Cela faisait quelques semaines que je n’avais pas appelé l’Élysée et j’ai profité d’un court moment où son locataire n’était pas dans des capitales lointaines pour expliquer la politique de la France et présenter Brigitte à ceux qui ne la connaissaient pas encore. Qu’avait donc décidé le Président pour aider la Polynésie ?

« Tu comprends, Maeva, il m’est difficile de demander aux Français de se serrer la ceinture pour aider l’administration obèse de Polynésie à multiplier les dépenses. Regarde le budget de l’APF ! Cinquante-sept représentants ! Est-ce bien utile ? Regarde le CESEC ? Combien d’avis ont-ils été suivis d’effets ? Et le budget de la CPS grevé par le tabac, l’alcool et la malbouffe ? Bien sûr, mon ami Édouard n’y est pour rien ou presque pour rien.

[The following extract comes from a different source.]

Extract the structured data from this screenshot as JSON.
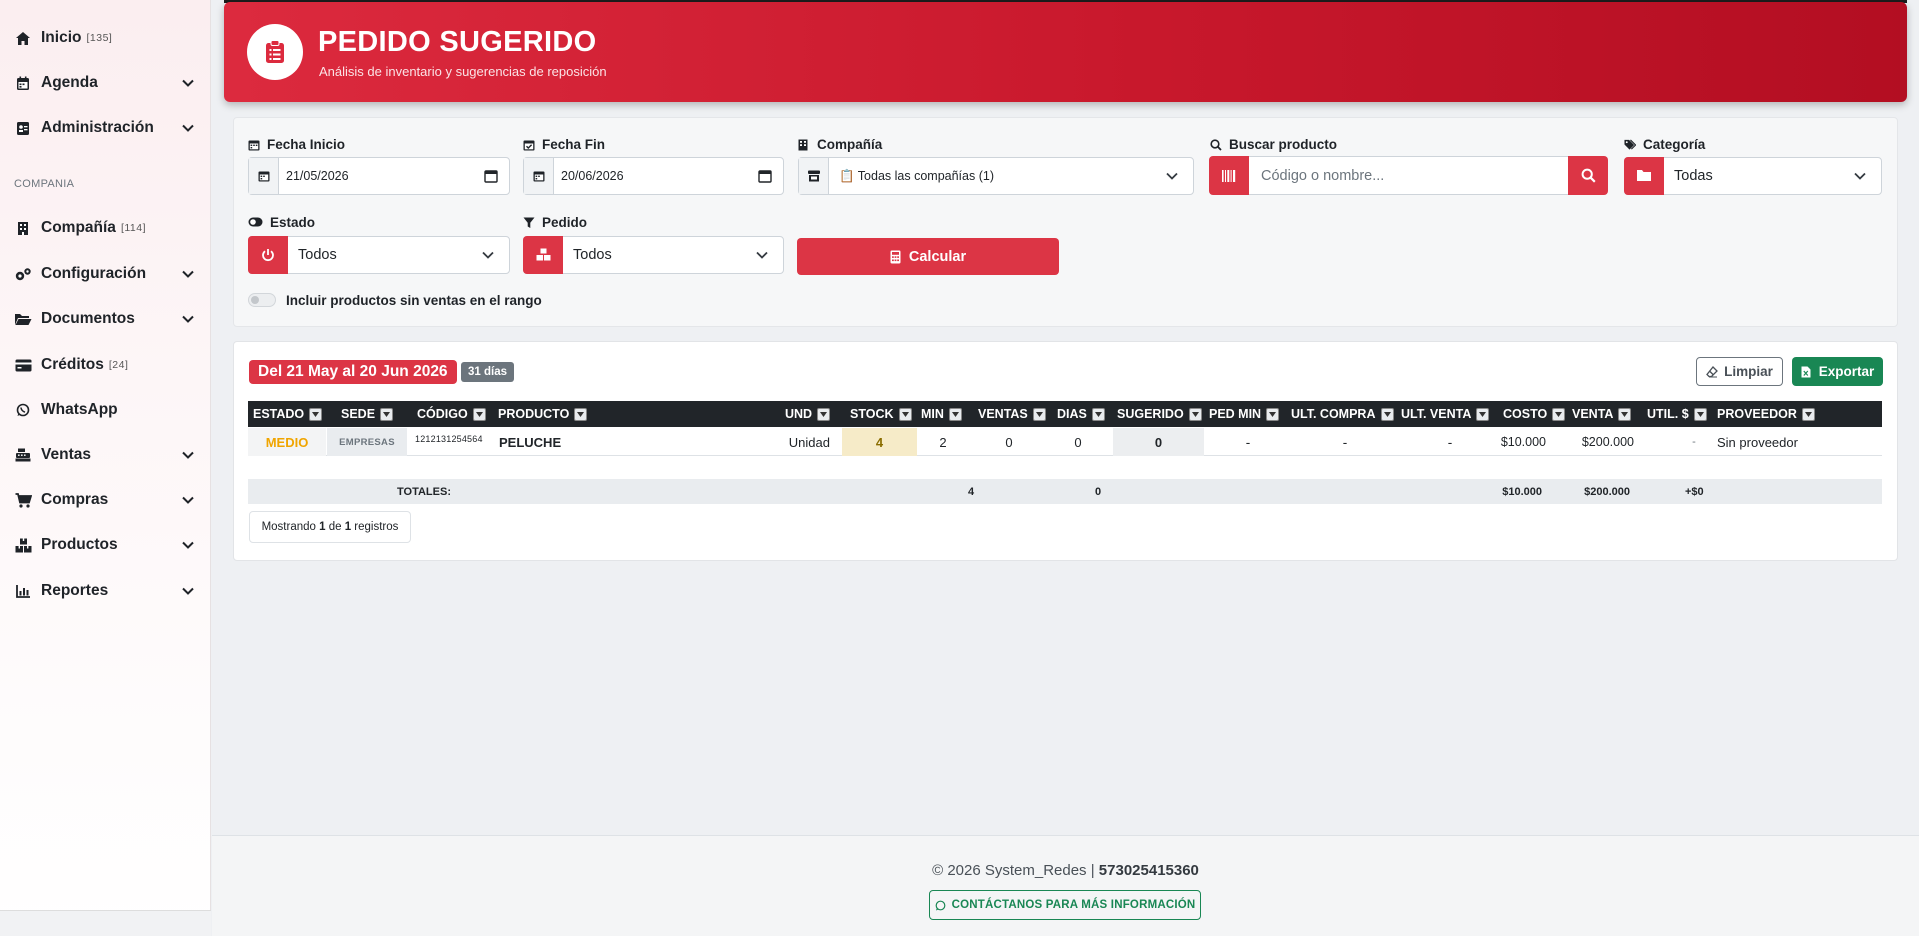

Il a hérité de tout ça. Mais puisque le Conseil d’État lui permet de se représenter, il pourrait renvoyer l’ascenseur ». OTIS soit qui mal y pense !

« Président, osai-je répliquer, vous faites le jeu de certains opposants qui réclament à peu près ce que vous souhaitez ».

« Sauf, me coupa-t-il, qu’ils avaient soutenu en son temps, le dirigeant qui est à l’origine de toutes les dépenses excessives et inutiles ».

Je fus scotchée par la connaissance du monde politique local qu’avait Emmanuel. Ce dernier poursuivit par un truculent « saperlipopette ! »

« Saperlipopette ! Ces gens-là envisagent-ils une meilleure répartition des richesses ? ».

« Mais, Président, en Métropole vous avez baissé les impôts des plus riches qui se sont trouvés des niches fiscales. Les riches se sont fait chiches pour contribuer. Ils ont remplacé la devise (un mot qui touche aussi à l’argent) de la République par Riche, Niche, Chiche ».

Emmanuel éclata de rire : « toujours douée pour jouer avec les mots… Satanée Maeva ! ». J’eusse préféré qu’il me qualifiât (et non califat) de « sacrée Maeva ! » car dans satanée, il y a Satan et je n’ai pas d’affinités avec Belzébuth, que diable ! Puis il argumenta :

« Moi, j’ai baissé les impôts qui repoussaient les investisseurs hors de nos frontières pour qu’ils viennent créer des emplois chez nous. Que font les très riches en Polynésie ? ».

« Je crois savoir que leur argent ruisselle en Nouvelle-Zélande, au Chili et peut-être aux États-Unis ».

« Justement, il ne ruisselle pas là où il faut, alors si leurs surplus aidaient à rendre leur société plus juste, on ne devrait pas taper dans les poches des contribuables métros qui sont moins riches qu’eux ! ».

Je n’avais jamais réfléchi au fait que la « solidarité nationale » permet à certains de chez nous de creuser les inégalités et d’écoper les ressources des contribuables ultracontinentaux.

Emmanuel raccrocha car j’entendis Brigitte sur une autre ligne lui demander de goûter la soupe du soir pour qu’il lui dise si elle était à son goût. Il me quitta donc pour aller à la soupe comme le font beaucoup de politiciens. Mais je sais qu’Emmanuel choisit toujours ses mots. Si Brigitte l’appelle à la soupe, lui, il décide d’aller goûter le potage. C’est ce qui le différencie des politicards au vocabulaire limité.